Deux ans après le séisme d’Al Haouz, des sinistrés manifestent à Rabat contre leur exclusion des aides
Des dizaines de personnes touchées par le séisme d’Al Haouz ont manifesté le 8 septembre 2025 à Rabat pour dénoncer leur exclusion des aides étatiques à la reconstruction. Crédit : Jalal Morchidi / EFE /EPA
À l’occasion du deuxième anniversaire du tremblement de terre meurtrier de septembre 2023, des dizaines de sinistrés venus d’Al Haouz, Taroudant, Chichaoua et d’autres provinces touchées ont tenu une manifestation ce lundi à Rabat. Ils dénoncent leur exclusion des aides de reconstruction et réclament une indemnisation pour rebâtir leurs habitations détruites ou endommagées par la catastrophe.
Des sinistrés venus des provinces les plus touchées
Les manifestants, rassemblés devant le Parlement, portaient drapeaux marocains, portraits du roi Mohammed VI et banderoles mentionnant leurs villages d’origine, dont Adasil (Chichaoua), épicentre de la secousse. Ils entendaient rappeler que plus de 52 000 maisons avaient été touchées par le séisme et que des milliers de familles restaient encore sans solution pérenne.
Certains arboraient des pancartes sur lesquelles on pouvait lire : « Nous exigeons justice » ou encore « Un toit pour chaque famille, la dignité n’a pas de prix ».

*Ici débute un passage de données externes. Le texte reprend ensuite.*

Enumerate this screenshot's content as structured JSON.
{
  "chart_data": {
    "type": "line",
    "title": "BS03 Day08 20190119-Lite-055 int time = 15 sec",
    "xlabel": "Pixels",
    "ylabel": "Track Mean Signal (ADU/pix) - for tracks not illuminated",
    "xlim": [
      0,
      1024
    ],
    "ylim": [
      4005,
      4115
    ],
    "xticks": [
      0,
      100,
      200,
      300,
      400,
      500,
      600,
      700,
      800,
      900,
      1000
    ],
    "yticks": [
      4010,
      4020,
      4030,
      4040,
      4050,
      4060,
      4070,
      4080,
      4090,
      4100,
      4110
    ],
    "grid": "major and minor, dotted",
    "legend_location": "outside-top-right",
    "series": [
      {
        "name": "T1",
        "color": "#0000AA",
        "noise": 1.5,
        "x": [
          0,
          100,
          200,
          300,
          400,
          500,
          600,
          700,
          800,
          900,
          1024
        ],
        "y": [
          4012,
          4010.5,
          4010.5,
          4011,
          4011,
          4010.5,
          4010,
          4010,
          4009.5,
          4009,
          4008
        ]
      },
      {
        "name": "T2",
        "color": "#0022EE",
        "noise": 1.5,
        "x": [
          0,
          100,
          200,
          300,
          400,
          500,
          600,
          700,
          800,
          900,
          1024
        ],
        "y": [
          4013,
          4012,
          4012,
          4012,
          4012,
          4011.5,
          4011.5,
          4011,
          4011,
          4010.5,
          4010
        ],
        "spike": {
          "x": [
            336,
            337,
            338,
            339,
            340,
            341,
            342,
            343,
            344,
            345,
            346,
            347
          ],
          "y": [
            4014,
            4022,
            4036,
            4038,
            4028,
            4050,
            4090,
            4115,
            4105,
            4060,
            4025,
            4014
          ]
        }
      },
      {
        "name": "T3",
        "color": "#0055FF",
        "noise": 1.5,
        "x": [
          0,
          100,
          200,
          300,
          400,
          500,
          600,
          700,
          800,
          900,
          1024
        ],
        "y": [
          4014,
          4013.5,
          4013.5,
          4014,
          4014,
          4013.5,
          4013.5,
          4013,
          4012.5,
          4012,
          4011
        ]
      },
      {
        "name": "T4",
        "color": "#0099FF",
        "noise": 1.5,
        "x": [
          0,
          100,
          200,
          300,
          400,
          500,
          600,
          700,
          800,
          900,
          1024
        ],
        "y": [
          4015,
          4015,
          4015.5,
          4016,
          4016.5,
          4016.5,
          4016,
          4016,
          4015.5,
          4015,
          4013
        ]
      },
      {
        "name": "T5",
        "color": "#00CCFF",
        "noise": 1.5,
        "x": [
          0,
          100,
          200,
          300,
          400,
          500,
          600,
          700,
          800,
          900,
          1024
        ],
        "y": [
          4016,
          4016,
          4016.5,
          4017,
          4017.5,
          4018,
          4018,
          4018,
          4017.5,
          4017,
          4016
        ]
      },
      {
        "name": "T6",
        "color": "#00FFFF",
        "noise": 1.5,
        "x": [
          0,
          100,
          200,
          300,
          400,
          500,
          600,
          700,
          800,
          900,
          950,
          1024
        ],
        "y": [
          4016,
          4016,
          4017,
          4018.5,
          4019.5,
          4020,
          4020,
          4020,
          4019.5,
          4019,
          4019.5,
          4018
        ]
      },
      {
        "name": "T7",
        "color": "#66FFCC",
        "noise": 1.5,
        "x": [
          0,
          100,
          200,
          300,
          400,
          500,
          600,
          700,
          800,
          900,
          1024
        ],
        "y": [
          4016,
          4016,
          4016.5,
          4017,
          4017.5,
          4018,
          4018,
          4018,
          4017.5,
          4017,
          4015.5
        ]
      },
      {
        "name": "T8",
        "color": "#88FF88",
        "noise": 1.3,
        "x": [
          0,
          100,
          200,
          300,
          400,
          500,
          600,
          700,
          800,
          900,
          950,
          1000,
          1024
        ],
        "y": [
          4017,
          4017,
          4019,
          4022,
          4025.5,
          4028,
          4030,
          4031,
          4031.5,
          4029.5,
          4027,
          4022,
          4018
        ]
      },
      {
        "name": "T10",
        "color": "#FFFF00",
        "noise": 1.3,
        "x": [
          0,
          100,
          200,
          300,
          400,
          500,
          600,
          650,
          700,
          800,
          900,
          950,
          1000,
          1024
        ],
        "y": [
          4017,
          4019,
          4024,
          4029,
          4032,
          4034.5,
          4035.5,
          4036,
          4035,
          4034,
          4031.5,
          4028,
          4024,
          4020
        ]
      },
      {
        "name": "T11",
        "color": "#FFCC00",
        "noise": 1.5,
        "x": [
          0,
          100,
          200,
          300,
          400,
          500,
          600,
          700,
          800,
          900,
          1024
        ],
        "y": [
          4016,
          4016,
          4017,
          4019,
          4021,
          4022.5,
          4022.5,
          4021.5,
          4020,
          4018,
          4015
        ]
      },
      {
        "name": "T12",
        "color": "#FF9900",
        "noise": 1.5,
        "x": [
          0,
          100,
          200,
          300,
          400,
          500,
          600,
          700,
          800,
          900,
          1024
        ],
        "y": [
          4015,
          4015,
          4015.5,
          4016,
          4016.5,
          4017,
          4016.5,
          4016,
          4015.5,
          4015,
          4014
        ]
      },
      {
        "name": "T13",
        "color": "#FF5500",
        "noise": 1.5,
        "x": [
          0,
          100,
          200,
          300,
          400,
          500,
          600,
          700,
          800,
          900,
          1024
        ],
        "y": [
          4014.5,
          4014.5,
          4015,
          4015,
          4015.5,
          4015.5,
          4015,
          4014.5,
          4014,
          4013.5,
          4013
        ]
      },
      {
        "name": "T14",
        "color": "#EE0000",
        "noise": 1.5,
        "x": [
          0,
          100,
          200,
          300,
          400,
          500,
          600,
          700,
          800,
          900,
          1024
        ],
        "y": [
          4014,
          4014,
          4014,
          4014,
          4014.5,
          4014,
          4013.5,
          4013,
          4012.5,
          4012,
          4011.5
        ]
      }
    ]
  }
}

Des témoignages de détresse
Parmi eux, Malika, originaire de Zemuma (province d’Al Haouz), citée par l’agence espagnole EFE, expliquait vivre chez son frère depuis que sa maison s’est partiellement effondrée, sans que les autorités ne la jugent éligible à l’aide. « Nous demandons simplement le droit à un logement décent », confiait-elle.
Mouad Belgrid, venu de Taroudant, a affirmé à la même source que sa maison s’était en partie écroulée, mais qu’il n’avait reçu aucune aide. Sa famille survit toujours dans une cabane de fortune. D’autres, comme Ibrahim Achkijou, disent vivre dans des conteneurs, ou encore dans des garages, comme Aïcha Ouchane venue de Ouarzazate. Tous dénoncent une « grande injustice ».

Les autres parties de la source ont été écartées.